Deficiencies and Toxicity
An inadequate amount of a nutrient is a deficiency. Deficiencies can be due to a number of causes including inadequacy in nutrient intake called dietary deficiency, or conditions that interfere with the utilization of a nutrient within an organism. Some of the conditions that can interfere with nutrient utilization include problems with nutrient absorption, substances that cause a greater than normal need for a nutrient, conditions that cause nutrient destruction, and conditions that cause greater nutrient excretion.
Nutrient toxicity occurs when an excess of a nutrient does harm to an organism.
In plants five types of deficiency or toxicity symptoms are common:
- Chlorosis - which is the yellowing of plant tissue caused by a shortage of chlorophyll synthesis.
- Necrosis - which is the death of plant tissue.
- Accumulation of anthocyanin - which produces a purple or reddish colorization of foliage and/or stems.
- Lack of new growth.
- Stunting or reduced growth - where new growth is stunted or reduced.

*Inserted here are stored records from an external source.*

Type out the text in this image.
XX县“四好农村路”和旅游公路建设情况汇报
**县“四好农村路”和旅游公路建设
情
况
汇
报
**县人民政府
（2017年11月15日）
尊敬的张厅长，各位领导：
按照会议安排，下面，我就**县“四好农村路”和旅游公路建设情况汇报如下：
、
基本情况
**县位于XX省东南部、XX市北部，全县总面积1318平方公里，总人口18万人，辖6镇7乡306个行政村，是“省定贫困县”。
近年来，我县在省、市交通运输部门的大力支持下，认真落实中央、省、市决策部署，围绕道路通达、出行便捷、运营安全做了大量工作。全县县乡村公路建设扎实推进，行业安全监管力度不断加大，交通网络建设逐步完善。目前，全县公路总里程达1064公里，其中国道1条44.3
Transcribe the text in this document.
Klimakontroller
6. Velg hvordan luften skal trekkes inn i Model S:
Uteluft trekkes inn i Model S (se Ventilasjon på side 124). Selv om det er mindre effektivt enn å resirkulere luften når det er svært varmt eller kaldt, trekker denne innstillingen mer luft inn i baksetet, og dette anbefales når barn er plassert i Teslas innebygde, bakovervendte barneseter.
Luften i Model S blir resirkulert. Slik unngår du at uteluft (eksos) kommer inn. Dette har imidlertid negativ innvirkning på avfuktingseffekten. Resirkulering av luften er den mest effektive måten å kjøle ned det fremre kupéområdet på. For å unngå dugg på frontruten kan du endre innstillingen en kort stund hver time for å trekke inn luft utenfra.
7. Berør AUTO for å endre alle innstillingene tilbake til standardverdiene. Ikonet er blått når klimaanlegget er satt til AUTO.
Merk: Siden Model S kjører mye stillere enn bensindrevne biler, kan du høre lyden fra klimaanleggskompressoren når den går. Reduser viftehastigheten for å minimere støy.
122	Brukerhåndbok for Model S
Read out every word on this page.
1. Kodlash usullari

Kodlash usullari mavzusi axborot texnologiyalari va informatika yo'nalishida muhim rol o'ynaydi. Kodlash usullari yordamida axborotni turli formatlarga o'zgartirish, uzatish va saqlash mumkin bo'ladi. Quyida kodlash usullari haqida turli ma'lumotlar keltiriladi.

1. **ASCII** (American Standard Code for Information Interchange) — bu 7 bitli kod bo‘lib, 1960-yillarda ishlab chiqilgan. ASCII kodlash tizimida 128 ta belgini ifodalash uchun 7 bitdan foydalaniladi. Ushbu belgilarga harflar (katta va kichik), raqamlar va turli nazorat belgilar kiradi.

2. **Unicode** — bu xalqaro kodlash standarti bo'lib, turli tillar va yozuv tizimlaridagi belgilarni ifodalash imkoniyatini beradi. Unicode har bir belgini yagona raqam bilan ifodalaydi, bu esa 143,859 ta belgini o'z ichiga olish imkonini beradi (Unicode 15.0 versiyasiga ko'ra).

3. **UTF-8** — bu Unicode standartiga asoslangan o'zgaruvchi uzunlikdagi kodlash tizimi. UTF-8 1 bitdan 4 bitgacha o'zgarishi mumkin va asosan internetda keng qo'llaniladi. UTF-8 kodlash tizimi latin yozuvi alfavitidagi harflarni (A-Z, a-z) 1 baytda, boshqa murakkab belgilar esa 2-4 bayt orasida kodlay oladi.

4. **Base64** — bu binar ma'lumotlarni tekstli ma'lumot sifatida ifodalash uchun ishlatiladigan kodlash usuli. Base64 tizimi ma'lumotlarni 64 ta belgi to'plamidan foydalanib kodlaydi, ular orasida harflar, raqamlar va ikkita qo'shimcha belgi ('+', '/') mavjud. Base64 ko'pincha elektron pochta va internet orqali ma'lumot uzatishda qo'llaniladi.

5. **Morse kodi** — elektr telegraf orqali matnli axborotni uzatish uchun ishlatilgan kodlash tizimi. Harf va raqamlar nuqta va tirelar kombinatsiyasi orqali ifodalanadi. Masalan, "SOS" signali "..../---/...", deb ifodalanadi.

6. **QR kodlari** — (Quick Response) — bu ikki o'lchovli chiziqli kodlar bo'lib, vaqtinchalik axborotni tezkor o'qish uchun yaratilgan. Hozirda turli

Oversupply of plant nutrients in the environment can cause excessive plant and algae growth. Eutrophication, as this process is called, may cause imbalances in population numbers and other nutrients that can be harmful to certain species. For example, an algal bloom can deplete the oxygen available for fish to breathe. Causes include water pollution from sewage or runoff from farms (carrying excess agricultural fertilizer). Nitrogen and phosphorus are most commonly the limiting factor in growth, and thus the most likely to trigger eutrophication when introduced artificially.